Мужчина, сказавший, что любит ее, заставивший ее довериться ему, обещавший защищать ее от любых невзгод. Мужчина, обещавший любить ее, пока смерть не разлучит их.
Этот мужчина.
Внезапно она осознала: что бы ни случилось, он не может продолжать жить как ни в чем не бывало. Или вообще жить. Она этого не допустит.
После ухода Лео я долго не могу успокоиться. Я чувствую, что во мне что-то изменилось или скоро изменится. Последний месяц я провела в полубреду, опустошенная, равнодушная ко всему на свете. Но теперь я начала медленно возвращаться к жизни. Глубоко запрятанные мысли и чувства снова вырываются наружу. Я ничего не успеваю сделать, но часы все равно уходят.
Вечером Вероника появляется на кухне дома напротив. Она готовит ужин. На этот раз волосы не убраны в высокий конский хвост, а распущены. На ней темно-красное платье без рукавов, губы накрашены помадой в тон. Она всегда одета элегантно, но сегодня превзошла саму себя. Я решаю, что семья Сторм ждет гостей, но выясняется, что все это затеяно ради Филипа. Лео не видно, но его слова не выходят у меня из головы. Рассказ о сумочке, выброшенной в темную воду под мостом. Это только одна из историй. Я мог бы рассказать и другие. Похуже этой.
Вероника открывает духовку и нагибается за формой, которую ставит потом на стол. Пока Филип накладывает еду, она разливает вино по бокалам. Со стороны сцена кажется романтичной. Похоже на свидание, но тем не менее что-то идет не так. Все происходит стремительно. Они едят, разговаривают, и вдруг Вероника зарыдала. Я не вижу слез – только тело, сотрясающееся от рыданий. Она трет глаза и нос руками, прикладывает к лицу салфетку. Филип сидит неподвижно и смотрит на жену, потом подвигает стул ближе и обнимает ее за плечи. Она скидывает его руку, вскакивает, выбегает из кухни и не возвращается. Филип остается один на кухне. Он сидит и вертит в руках салфетку.
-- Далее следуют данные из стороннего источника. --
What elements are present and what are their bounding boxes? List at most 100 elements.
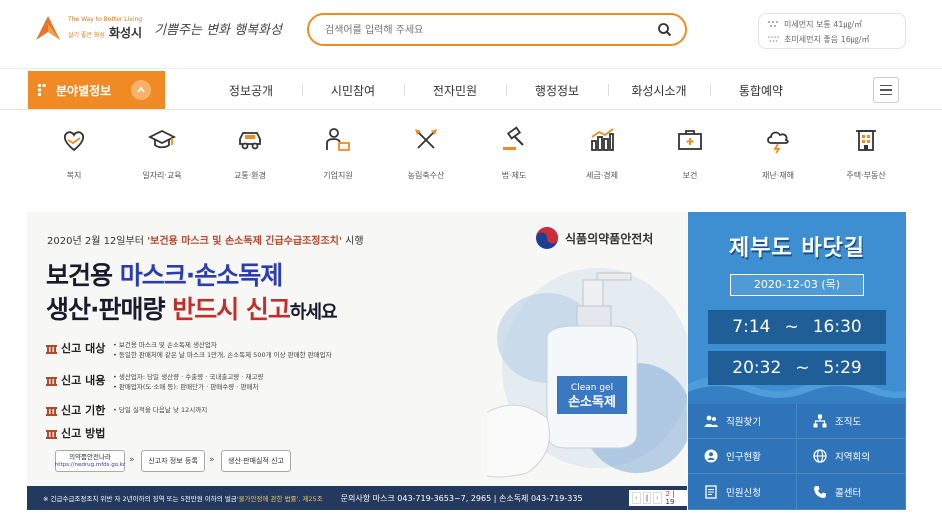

А в доме напротив сижу я с погашенным светом. Тень среди теней. В том, чему я только что стала свидетелем, нет ничего подозрительного. Обычный ужин, обычная супружеская ссора. Но у меня плохое предчувствие. Я чувствую что-то еще, что-то нехорошее, что-то пугающее. Я закрываю глаза и снова вижу черное пламя в глазах Вероники, когда она смотрит вслед Филипу. Гнев, ненависть. Филип этого не видит. Но, может быть, тоже чувствует.
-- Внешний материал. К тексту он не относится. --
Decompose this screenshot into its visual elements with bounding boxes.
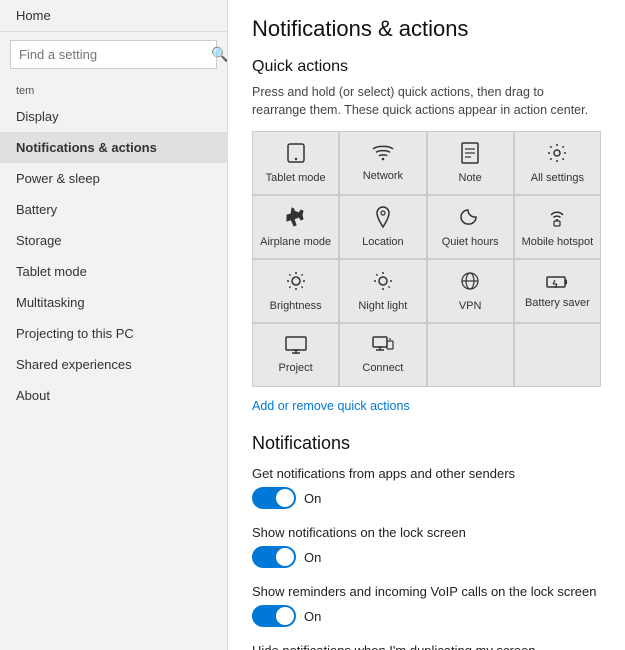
- sidebar-home[interactable]: Home: [0, 0, 227, 32]
- qa-mobile-hotspot-label: Mobile hotspot: [522, 236, 594, 249]
- qa-all-settings[interactable]: All settings: [515, 132, 600, 194]
- notifications-title: Notifications: [252, 433, 601, 454]
- qa-empty-1: [428, 324, 513, 386]
- note-icon: [460, 142, 480, 168]
- connect-icon: [372, 336, 394, 358]
- sidebar-search-container: 🔍: [10, 40, 217, 69]
- qa-connect-label: Connect: [362, 362, 403, 375]
- notif-row-2: Show reminders and incoming VoIP calls o…: [252, 584, 601, 627]
- qa-night-light[interactable]: Night light: [340, 260, 425, 322]
- sidebar-item-power[interactable]: Power & sleep: [0, 163, 227, 194]
- sidebar-item-storage[interactable]: Storage: [0, 225, 227, 256]
- qa-night-light-label: Night light: [358, 300, 407, 313]
- add-remove-link[interactable]: Add or remove quick actions: [252, 399, 410, 413]
- qa-airplane[interactable]: Airplane mode: [253, 196, 338, 258]
- qa-mobile-hotspot[interactable]: Mobile hotspot: [515, 196, 600, 258]
- notif-toggle-2[interactable]: [252, 605, 296, 627]
- qa-project-label: Project: [279, 362, 313, 375]
- sidebar: Home 🔍 tem Display Notifications & actio…: [0, 0, 228, 650]
- notif-label-1: Show notifications on the lock screen: [252, 525, 601, 540]
- all-settings-icon: [546, 142, 568, 168]
- qa-location[interactable]: Location: [340, 196, 425, 258]
- quick-actions-desc: Press and hold (or select) quick actions…: [252, 84, 601, 119]
- mobile-hotspot-icon: [546, 206, 568, 232]
- quick-actions-title: Quick actions: [252, 58, 601, 76]
- page-title: Notifications & actions: [252, 16, 601, 42]
- location-icon: [374, 206, 392, 232]
- sidebar-item-notifications[interactable]: Notifications & actions: [0, 132, 227, 163]
- qa-vpn-label: VPN: [459, 300, 482, 313]
- qa-location-label: Location: [362, 236, 404, 249]
- qa-battery-saver[interactable]: Battery saver: [515, 260, 600, 322]
- notif-state-2: On: [304, 609, 321, 624]
- notif-row-0: Get notifications from apps and other se…: [252, 466, 601, 509]
- qa-brightness-label: Brightness: [270, 300, 322, 313]
- vpn-icon: [459, 270, 481, 296]
- notif-label-0: Get notifications from apps and other se…: [252, 466, 601, 481]
- notif-row-3: Hide notifications when I'm duplicating …: [252, 643, 601, 650]
- qa-quiet-hours[interactable]: Quiet hours: [428, 196, 513, 258]
- brightness-icon: [285, 270, 307, 296]
- sidebar-item-battery[interactable]: Battery: [0, 194, 227, 225]
- qa-airplane-label: Airplane mode: [260, 236, 331, 249]
- qa-battery-saver-label: Battery saver: [525, 297, 590, 310]
- qa-project[interactable]: Project: [253, 324, 338, 386]
- notif-toggle-0[interactable]: [252, 487, 296, 509]
- qa-network[interactable]: Network: [340, 132, 425, 194]
- qa-connect[interactable]: Connect: [340, 324, 425, 386]
- tablet-mode-icon: [285, 142, 307, 168]
- notif-row-1: Show notifications on the lock screen On: [252, 525, 601, 568]
- sidebar-item-shared[interactable]: Shared experiences: [0, 349, 227, 380]
- qa-empty-2: [515, 324, 600, 386]
- qa-quiet-hours-label: Quiet hours: [442, 236, 499, 249]
- notif-label-2: Show reminders and incoming VoIP calls o…: [252, 584, 601, 599]
- qa-network-label: Network: [363, 170, 403, 183]
- qa-note[interactable]: Note: [428, 132, 513, 194]
- qa-vpn[interactable]: VPN: [428, 260, 513, 322]
- night-light-icon: [372, 270, 394, 296]
- notif-state-1: On: [304, 550, 321, 565]
- main-content: Notifications & actions Quick actions Pr…: [228, 0, 625, 650]
- sidebar-section-label: tem: [0, 77, 227, 101]
- qa-all-settings-label: All settings: [531, 172, 584, 185]
- notif-label-3: Hide notifications when I'm duplicating …: [252, 643, 601, 650]
- qa-tablet-mode-label: Tablet mode: [266, 172, 326, 185]
- notif-toggle-1[interactable]: [252, 546, 296, 568]
- search-input[interactable]: [11, 42, 203, 67]
- notif-toggle-row-2: On: [252, 605, 601, 627]
- sidebar-item-about[interactable]: About: [0, 380, 227, 411]
- notif-toggle-row-1: On: [252, 546, 601, 568]
- project-icon: [285, 336, 307, 358]
- battery-saver-icon: [546, 273, 568, 293]
- sidebar-item-tablet[interactable]: Tablet mode: [0, 256, 227, 287]
- quiet-hours-icon: [459, 206, 481, 232]
- airplane-icon: [285, 206, 307, 232]
- sidebar-item-display[interactable]: Display: [0, 101, 227, 132]
- quick-actions-grid: Tablet mode Network Note All settings: [252, 131, 601, 387]
- notif-toggle-row-0: On: [252, 487, 601, 509]
- qa-note-label: Note: [459, 172, 482, 185]
- sidebar-item-projecting[interactable]: Projecting to this PC: [0, 318, 227, 349]
- sidebar-item-multitasking[interactable]: Multitasking: [0, 287, 227, 318]
- network-icon: [372, 144, 394, 166]
- notif-state-0: On: [304, 491, 321, 506]
- search-icon: 🔍: [203, 41, 228, 68]
- qa-tablet-mode[interactable]: Tablet mode: [253, 132, 338, 194]
- qa-brightness[interactable]: Brightness: [253, 260, 338, 322]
Этой ночью я снова брожу между гостиной и кухней. Меня посещают странные мысли. В доме напротив темно, но я смотрю на фасад, пытаясь представить Веронику, Филипа, Лео в своих постелях. И когда я представляю спящую Веронику, она внезапно открывает глаза и смотрит прямо на меня. На моих глазах она встает и обходит большую двуспальную кровать. Она одета во что-то белое. Она движется бесшумно. Филип не слышит ее приближения.
Мне хочется сделать шаг вперед, крикнуть: «Осторожно», но из горла не вырывается ни звука. И с каждой попыткой сдвинуться с места меня втягивает в Веронику, засасывает в то, что бурлит у нее в жилах. Всё, что она скрывает за безупречным фасадом, все те чувства, которых она не показывает, всё это я чувствую, всё это мне понятно и близко.
Внезапно я оказываюсь на кухне дома напротив. Лео рядом со мной. Я протягиваю руку, чтобы погладить его по волосам. Материнский жест, я его мать. Но Лео уклоняется от прикосновения, и я снова я, бездетная я.
Кончики пальцев зудят, зуд переходит в боль, в острую тоску. «Это не для тебя», – говорит голос. Это мой голос, но слова исходят из уст сестры. Потом я слышу и ее голос: «Знаешь, можно жить счастливой жизнью и без детей». Я плачу, кто-то тянется ко мне, чтобы утешить. Сначала я думаю, что это сестра обнимает меня, но потом понимаю, что это мама. И рыдаю еще сильнее.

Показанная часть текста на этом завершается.